リンゴ果実を発酵させた発泡酒「シードル」は、リンゴ生産量が青森県内一の弘前市を代表する味覚の一つだ。リンゴの甘みと酸味、香りを堪能でき、炭酸でさっぱりとした口当たりが特徴。2014年には弘前市が「シードル特区」に認定され、小規模事業者でも製造できるようになった。
ゴクゴク飲めるシードルを造ろう─。4年前、同市のリンゴ園「もりやま園」の森山聡彦代表(48)が追い求めたのは「ビールのようなシードル」造りだった。
同社のブランド化に携わったメンバーらとバーベキューをしながら世界中のシードルを飲み比べたが、どれも「甘すぎた」。理想の味に適していたのは未成熟の摘果リンゴだった。

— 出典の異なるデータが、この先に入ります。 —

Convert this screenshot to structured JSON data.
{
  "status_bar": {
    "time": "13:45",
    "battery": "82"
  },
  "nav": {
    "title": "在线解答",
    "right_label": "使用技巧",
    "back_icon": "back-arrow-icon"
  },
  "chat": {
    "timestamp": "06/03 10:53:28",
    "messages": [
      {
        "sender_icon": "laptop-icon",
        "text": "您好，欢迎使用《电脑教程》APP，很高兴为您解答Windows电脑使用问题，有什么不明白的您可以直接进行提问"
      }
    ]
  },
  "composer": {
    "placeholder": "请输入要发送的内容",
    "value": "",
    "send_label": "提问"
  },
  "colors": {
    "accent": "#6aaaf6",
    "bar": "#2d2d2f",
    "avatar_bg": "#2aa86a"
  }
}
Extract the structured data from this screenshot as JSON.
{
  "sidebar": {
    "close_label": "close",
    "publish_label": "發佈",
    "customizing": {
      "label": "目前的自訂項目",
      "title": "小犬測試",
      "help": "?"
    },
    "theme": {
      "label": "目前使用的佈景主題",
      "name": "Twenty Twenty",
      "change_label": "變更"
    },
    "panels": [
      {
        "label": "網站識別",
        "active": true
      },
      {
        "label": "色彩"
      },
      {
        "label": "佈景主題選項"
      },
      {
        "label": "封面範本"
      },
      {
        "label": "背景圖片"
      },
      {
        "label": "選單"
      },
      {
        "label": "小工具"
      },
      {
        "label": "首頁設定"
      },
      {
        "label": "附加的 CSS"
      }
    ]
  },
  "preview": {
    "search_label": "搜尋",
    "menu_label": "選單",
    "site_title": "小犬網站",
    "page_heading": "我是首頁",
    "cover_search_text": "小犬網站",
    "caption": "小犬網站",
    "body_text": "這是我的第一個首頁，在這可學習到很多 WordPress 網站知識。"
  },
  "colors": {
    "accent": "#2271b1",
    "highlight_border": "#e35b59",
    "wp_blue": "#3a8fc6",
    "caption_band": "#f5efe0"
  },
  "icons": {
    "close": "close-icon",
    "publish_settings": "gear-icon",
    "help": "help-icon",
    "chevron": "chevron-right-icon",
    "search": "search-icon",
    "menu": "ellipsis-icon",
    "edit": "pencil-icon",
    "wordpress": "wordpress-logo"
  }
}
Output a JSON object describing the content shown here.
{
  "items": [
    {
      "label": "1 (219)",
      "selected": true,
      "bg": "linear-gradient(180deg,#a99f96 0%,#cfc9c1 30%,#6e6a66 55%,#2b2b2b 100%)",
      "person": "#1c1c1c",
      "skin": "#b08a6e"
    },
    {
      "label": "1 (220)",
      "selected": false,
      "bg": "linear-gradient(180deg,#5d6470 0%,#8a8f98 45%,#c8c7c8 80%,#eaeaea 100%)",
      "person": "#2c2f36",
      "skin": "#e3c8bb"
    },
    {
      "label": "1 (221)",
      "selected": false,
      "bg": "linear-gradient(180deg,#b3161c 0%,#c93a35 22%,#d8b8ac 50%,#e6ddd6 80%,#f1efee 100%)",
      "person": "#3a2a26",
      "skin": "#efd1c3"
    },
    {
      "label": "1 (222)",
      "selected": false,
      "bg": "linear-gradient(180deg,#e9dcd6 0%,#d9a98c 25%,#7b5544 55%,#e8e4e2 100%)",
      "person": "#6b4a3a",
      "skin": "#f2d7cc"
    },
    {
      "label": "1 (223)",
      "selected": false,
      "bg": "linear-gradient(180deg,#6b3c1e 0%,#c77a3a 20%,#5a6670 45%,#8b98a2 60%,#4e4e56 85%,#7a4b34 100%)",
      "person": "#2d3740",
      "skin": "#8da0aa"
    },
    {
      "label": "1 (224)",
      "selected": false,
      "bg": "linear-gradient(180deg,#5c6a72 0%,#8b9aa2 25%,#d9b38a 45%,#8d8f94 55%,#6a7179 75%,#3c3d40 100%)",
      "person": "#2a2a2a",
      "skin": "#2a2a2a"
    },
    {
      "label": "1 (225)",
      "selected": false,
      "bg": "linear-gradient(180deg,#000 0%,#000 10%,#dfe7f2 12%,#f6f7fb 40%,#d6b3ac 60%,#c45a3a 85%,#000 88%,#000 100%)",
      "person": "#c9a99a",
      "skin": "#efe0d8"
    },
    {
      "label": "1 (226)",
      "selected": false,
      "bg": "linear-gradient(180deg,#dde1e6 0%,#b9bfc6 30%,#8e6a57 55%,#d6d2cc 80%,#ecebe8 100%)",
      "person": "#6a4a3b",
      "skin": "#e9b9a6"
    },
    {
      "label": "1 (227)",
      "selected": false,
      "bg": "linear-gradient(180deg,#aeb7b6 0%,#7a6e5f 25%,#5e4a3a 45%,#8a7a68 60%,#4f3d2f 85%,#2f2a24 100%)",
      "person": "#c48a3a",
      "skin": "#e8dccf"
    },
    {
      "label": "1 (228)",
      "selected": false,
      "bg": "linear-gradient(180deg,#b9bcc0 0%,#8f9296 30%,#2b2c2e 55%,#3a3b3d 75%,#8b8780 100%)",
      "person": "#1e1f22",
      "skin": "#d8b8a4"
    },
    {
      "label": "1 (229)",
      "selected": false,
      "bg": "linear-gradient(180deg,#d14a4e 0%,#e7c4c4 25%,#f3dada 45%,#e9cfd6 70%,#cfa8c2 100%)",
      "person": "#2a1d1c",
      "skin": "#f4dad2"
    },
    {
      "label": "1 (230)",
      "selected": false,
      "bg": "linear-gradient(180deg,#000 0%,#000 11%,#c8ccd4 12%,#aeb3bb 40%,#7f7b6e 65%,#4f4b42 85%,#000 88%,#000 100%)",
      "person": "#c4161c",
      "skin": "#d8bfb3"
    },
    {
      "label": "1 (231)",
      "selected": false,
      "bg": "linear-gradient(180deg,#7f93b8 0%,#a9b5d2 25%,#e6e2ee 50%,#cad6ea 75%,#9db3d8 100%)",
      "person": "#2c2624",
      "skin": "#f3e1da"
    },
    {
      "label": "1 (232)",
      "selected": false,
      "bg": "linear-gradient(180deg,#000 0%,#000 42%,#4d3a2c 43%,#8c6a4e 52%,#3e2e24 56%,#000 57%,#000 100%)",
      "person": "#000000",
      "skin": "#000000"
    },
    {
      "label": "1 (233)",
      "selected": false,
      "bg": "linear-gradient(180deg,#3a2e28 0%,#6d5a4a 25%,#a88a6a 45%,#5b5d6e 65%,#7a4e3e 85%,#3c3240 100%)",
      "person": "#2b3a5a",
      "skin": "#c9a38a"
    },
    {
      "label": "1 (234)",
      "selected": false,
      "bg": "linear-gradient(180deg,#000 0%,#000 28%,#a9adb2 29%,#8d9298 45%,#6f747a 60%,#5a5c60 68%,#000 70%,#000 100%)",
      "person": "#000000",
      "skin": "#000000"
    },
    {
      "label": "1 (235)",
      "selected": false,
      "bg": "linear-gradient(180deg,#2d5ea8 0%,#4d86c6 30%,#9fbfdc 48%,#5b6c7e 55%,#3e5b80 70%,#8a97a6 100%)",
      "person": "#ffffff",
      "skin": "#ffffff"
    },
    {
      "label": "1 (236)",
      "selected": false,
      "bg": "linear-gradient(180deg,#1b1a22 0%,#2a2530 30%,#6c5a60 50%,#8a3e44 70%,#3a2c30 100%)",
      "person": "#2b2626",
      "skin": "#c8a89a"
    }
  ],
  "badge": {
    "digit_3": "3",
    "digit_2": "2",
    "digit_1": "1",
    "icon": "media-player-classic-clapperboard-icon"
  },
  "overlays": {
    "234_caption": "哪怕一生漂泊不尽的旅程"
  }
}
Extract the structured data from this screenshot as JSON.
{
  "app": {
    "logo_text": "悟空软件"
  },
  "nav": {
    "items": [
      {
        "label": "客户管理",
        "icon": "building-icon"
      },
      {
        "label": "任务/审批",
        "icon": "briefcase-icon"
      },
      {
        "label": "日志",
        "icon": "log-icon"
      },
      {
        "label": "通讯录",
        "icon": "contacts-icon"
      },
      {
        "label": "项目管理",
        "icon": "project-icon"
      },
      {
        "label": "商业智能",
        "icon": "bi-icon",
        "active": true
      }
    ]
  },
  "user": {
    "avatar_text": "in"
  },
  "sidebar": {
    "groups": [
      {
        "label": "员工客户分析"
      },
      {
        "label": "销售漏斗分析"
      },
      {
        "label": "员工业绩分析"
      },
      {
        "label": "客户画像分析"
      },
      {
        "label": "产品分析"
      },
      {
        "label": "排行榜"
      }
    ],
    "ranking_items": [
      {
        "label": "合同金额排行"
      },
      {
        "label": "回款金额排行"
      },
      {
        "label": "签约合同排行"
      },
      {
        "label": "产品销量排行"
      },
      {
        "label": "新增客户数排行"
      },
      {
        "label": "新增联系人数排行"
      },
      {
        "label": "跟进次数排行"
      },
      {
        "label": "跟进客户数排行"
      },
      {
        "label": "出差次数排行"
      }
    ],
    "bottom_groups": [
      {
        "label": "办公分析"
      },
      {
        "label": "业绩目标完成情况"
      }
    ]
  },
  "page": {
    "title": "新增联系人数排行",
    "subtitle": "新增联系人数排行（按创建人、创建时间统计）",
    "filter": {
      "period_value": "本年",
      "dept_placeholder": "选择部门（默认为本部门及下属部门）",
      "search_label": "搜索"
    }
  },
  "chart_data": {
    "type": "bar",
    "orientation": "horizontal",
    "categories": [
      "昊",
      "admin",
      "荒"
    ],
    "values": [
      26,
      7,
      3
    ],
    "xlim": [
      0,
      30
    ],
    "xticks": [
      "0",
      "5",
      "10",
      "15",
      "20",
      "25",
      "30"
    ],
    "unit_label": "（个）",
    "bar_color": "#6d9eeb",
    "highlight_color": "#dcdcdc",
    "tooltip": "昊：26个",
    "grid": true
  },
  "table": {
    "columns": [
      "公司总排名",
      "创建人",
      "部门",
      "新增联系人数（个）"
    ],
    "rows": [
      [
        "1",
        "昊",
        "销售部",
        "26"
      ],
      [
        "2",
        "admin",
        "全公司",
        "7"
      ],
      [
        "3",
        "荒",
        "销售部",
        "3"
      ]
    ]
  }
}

成熟前に余分な果実を間引く摘果によって廃棄されるリンゴは、成熟した果実に比べ苦味成分が多く残っているという。摘果リンゴをビール酵母で発酵させた「テキカカシードル」は、すっきりとしたキレのある飲み口に仕上がり、19年の国内シードル品評会で最高賞に輝いた。
明治時代から続くリンゴ園を引き継ぐ森山代表は「摘果リンゴを活用し、地域全体で100億円産業を目指したい」と語った。